Thanks guys! Very, very helpful. Basically, telling me that the odds are about 1% or less is what I am looking for.

[Copernicus]

[ QUOTE ]
[ QUOTE ]
What would be the expected number of places up or down in the draft order for a team to move given random drawings (can one even determine this)?

[/ QUOTE ]

In a random drawing, each possible permutation of teams has equal probability, so each team's net expected position is at 6.5. The expected change is thus (current position - 6.5).

[/ QUOTE ]

How can that be?

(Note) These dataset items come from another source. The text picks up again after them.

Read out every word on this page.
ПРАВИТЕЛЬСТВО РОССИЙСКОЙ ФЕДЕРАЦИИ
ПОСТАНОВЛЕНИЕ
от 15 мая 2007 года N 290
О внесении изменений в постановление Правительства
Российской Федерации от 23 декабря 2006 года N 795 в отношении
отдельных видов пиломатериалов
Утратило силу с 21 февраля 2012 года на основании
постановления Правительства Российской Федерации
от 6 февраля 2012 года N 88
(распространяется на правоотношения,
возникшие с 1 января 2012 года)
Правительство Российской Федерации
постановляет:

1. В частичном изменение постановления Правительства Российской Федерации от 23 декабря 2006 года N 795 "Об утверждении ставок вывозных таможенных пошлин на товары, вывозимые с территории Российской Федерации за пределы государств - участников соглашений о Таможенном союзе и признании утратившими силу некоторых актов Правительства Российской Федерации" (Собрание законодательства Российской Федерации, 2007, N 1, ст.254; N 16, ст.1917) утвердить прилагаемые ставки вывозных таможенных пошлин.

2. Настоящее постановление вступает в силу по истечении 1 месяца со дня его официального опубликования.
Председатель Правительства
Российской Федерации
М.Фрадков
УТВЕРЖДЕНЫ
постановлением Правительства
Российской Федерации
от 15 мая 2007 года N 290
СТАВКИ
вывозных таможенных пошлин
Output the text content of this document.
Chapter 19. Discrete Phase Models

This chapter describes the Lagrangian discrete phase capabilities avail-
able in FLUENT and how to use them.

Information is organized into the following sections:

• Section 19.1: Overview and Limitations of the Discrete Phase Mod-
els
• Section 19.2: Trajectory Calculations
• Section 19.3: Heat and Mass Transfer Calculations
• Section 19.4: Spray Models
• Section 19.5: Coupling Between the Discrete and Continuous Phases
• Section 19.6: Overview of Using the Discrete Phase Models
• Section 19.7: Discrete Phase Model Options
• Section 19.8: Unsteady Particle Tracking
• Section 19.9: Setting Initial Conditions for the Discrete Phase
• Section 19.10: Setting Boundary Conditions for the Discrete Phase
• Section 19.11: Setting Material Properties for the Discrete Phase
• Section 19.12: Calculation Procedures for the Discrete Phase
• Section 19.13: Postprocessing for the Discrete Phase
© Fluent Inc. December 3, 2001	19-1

Doesnt that result in all teams moving up on average? Eg last years 1st team cannot move up to -5.5.

[ncray]

[ QUOTE ]
[ QUOTE ]
[ QUOTE ]
What would be the expected number of places up or down in the draft order for a team to move given random drawings (can one even determine this)?

[/ QUOTE ]

In a random drawing, each possible permutation of teams has equal probability, so each team's net expected position is at 6.5. The expected change is thus (current position - 6.5).

[/ QUOTE ]

How can that be? Doesnt that result in all teams moving up on average? Eg last years 1st team cannot move up to -5.5.

[/ QUOTE ]

Think of it negatives as moving down by that # of spots. So last year's 1st team moves down 5.5 spots to 6.5 on average. Last year's 12th team moves up 5.5 spots to 6.5.